Domi’s career as the quintessential NHL tough guy playing for an opponent certainly led to a good amount of distaste among Flyers fans. He even recorded 14 career fights against the Orange and Black. However, no hockey fans can hear Tie Domi and Philadelphia Flyers together without thinking of the infamous penalty box incident.
Chris Neil
Chris Neil probably isn’t one of the first names Flyers fans would list off the top of their heads as an individual rival. However, the Flyers and the Ottawa Senators had somewhat of a forgotten rivalry at the beginning of Neil’s career in the early 2000s. The Senators knocked the Flyers out of the playoffs in 2002 with an easy five-game series victory, allowing just two Philadelphia goals. History repeated itself in 2003 when the Senators sent the Flyers home in six games, allowing only 10 goals.

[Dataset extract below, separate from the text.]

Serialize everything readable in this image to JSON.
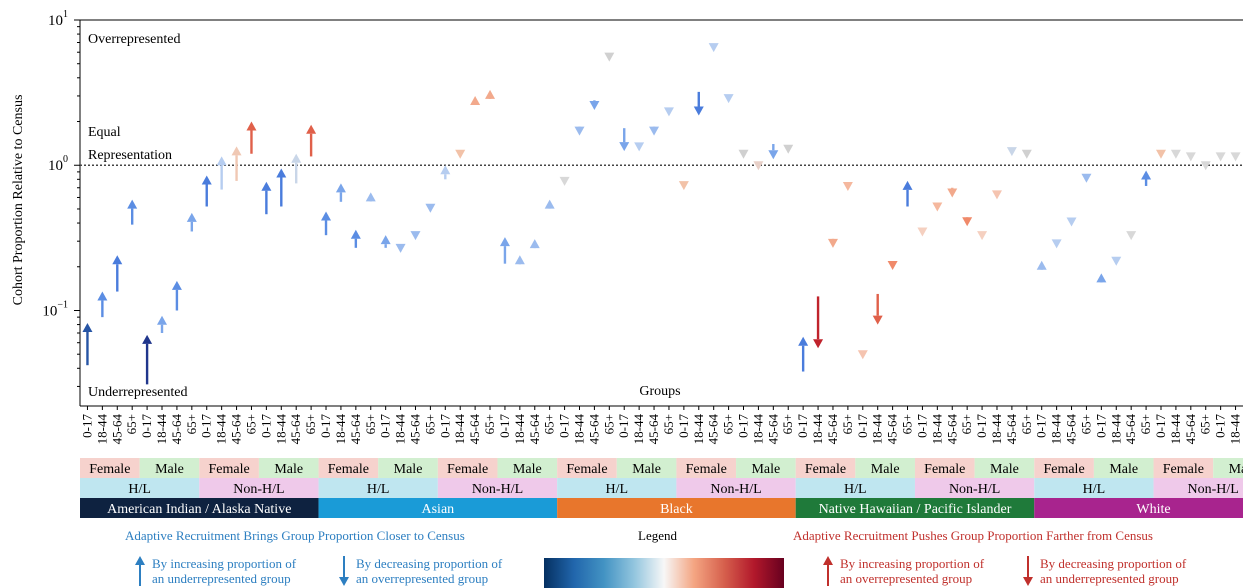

The mini rivalry came to a head in March 2004 when the two teams squared up in one of the biggest brawls in NHL history. They combined for an NHL record 419 PIMs in a game when a legitimate enforcer could’ve squared up with anyone on the ice. Neil had seasons of 231 PIM and 141 PIMs under his belt, but he fought Radovan Somik, a journeyman Czech player in his only career NHL fight.
Philadelphia fans were never going to focus their thirst for Ottawa blood on a player like Daniel Alfredsson, so Neil became the target. He ended up sticking around in Ottawa through the 2016-17 season, an impressive tenure uncommon for enforcers. The Senators even retired his number in April 2023.
Would the most passionate fan base in North American sports have felt differently if these eight players wore the colors of their beloved Flyers? Most likely. Do they have hate for them outside the sport of hockey? They shouldn’t. NHL players follow respectful etiquette with their ability to leave conflicts on the ice. It’s the entire reason for a playoff handshake. Fans should feel the same way. However, when an opposing player gives the Flyers a run for their money, Philadelphia fans will never take it kindly.